Our fault

- Yg. 1925, No. 46 -

“We”, to whom these lines apply, is a very substantial part of the educated German middle class. When on the anniversary of the German revolution we asked what happened to the “revolutionary achievements”, the answer could only be: nothing. It is true that we ourselves did not reasonably hope that the German Republic would do us better financially than before; only we would have wished that the burdens of the lost war had been distributed a little more evenly on all shoulders than it actually happened. But also the most precious goods that the new era promised to give us and for the sake of which we would have waived some other advantages: Justice in state administration and freedom of personal conviction, they too are so strong in the “freest republic in the world” endangered as only ever in the times of the monarchy.

It is very convenient, but neither honest nor convenient, to seek the blame for these miserable conditions on our own. Let us think back some years!

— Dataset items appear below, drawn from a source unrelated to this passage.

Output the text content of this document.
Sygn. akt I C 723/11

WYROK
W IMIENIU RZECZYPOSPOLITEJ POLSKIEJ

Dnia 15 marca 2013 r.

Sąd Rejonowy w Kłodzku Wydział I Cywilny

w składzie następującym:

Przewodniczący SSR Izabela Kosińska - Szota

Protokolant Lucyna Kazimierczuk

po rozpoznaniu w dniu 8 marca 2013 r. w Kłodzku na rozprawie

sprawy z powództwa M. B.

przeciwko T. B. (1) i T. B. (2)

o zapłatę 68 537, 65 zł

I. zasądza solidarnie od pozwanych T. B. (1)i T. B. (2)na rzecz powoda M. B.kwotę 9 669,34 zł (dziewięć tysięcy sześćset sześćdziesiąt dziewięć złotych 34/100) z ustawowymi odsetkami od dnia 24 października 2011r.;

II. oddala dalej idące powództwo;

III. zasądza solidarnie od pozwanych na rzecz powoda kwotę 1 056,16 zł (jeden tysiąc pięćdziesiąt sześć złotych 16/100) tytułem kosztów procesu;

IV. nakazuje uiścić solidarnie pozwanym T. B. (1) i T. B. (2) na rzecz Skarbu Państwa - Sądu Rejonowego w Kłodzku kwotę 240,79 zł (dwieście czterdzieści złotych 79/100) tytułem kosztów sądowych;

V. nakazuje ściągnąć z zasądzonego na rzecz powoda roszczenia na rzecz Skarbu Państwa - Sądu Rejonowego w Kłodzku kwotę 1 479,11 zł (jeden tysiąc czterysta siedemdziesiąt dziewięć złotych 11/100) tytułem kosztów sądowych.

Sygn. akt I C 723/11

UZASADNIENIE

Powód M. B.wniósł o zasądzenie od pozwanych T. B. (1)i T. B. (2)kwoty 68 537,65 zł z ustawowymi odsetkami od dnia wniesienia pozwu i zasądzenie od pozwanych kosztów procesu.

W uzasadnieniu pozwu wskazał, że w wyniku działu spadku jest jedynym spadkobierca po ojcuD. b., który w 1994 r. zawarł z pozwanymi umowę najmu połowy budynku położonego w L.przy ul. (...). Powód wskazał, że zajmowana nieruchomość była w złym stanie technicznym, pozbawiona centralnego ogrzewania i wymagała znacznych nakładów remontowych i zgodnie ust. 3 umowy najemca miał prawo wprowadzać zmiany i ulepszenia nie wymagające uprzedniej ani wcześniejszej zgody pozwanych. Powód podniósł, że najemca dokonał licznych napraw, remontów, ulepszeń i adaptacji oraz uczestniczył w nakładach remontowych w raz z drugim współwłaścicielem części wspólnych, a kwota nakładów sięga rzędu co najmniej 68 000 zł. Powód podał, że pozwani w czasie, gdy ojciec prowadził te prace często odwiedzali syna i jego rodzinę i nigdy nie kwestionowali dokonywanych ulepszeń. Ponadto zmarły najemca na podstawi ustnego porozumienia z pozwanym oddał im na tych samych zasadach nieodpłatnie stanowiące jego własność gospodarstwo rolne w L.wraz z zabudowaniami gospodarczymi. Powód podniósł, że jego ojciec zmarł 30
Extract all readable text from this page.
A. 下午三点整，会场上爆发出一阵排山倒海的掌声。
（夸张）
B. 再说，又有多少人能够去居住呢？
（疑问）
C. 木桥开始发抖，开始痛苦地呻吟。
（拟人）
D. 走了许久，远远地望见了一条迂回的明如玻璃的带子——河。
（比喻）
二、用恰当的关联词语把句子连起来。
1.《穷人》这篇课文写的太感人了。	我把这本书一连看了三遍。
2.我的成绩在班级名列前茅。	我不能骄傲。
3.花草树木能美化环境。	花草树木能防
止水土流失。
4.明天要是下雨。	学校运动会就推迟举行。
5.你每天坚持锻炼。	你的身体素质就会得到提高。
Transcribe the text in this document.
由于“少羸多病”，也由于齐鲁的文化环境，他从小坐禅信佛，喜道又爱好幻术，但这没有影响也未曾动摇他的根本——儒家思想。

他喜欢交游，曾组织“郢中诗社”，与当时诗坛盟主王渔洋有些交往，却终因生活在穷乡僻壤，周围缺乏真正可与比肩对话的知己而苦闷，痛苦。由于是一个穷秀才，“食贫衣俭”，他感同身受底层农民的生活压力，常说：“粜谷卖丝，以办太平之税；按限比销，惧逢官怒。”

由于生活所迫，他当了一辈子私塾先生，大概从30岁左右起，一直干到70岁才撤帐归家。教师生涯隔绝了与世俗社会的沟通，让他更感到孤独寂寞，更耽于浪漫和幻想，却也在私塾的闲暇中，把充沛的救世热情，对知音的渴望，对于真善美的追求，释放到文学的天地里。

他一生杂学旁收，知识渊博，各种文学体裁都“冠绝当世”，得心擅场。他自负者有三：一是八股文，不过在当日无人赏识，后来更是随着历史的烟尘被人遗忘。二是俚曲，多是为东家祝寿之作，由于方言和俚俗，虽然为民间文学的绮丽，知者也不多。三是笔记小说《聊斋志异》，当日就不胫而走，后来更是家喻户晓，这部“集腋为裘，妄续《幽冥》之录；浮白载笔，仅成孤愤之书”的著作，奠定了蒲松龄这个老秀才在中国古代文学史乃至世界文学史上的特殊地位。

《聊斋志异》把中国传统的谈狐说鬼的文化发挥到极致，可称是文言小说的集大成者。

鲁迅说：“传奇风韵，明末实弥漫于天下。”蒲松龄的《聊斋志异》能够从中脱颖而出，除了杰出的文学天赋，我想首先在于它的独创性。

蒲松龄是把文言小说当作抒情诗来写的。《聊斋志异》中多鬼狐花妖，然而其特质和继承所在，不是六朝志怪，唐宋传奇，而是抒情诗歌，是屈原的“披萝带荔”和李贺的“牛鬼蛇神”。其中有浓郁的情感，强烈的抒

We were good patriots. The war had ruthlessly driven most of us to the front. There was little of the "indispensable" in our ranks. Why? The state was not obliged to us. And we were chained to him by the bourgeois sense of honor, which he knew how to tickle at the right time by raising us to the glory of his officers. So we went through thick and thin for him and defended ourselves to the end against the feeling that he had shamefully betrayed us, that he had shamefully betrayed the whole of the German people, although our experiences at home and outside bore ever more vivid evidence of it. Then came the revolution. In the first moment everything seemed to collapse, what had previously been established, what had also supported our lives. We thought the thrust was directed against us. Then we began to think about it, but we were still tormented by the most ambivalent feelings. If we wanted to throw ourselves enthusiastically into the arms of the new movement, overwhelmed by the tremendous happiness of the magic word “peace”, it pushed us back at the same moment through its accompanying phenomena, unleashed criminal gangs and looted magazines. However, we soon realized that this rampant chaos was about to give birth to a whole world of new ideas, the boldness and size of which made our heartbeat slow. It swept our minds like spring storms. Now everything had to be swept away that was low and ugly in life. But we watched the ghosts fight idly. We waited for others to bring us freedom. We did not understand the pleading cries of the fighters who asked for our support. We did not make ourselves available when it was a matter of clearing the musty offices of the privy councilors. Instead we made cheap jokes about the shoemakers and tailors as ministers and took a secret pleasure in the fact that this republic, which had come without asking us, was now in trouble without us.

We realized too late that their needs were also our needs. The bold, heaven-stricken roof, which had to build on the fragile old walls, threatens to collapse in its last parts and bury us among themselves. Can we think of a new building? Only if we start from the bottom, when we start with ourselves.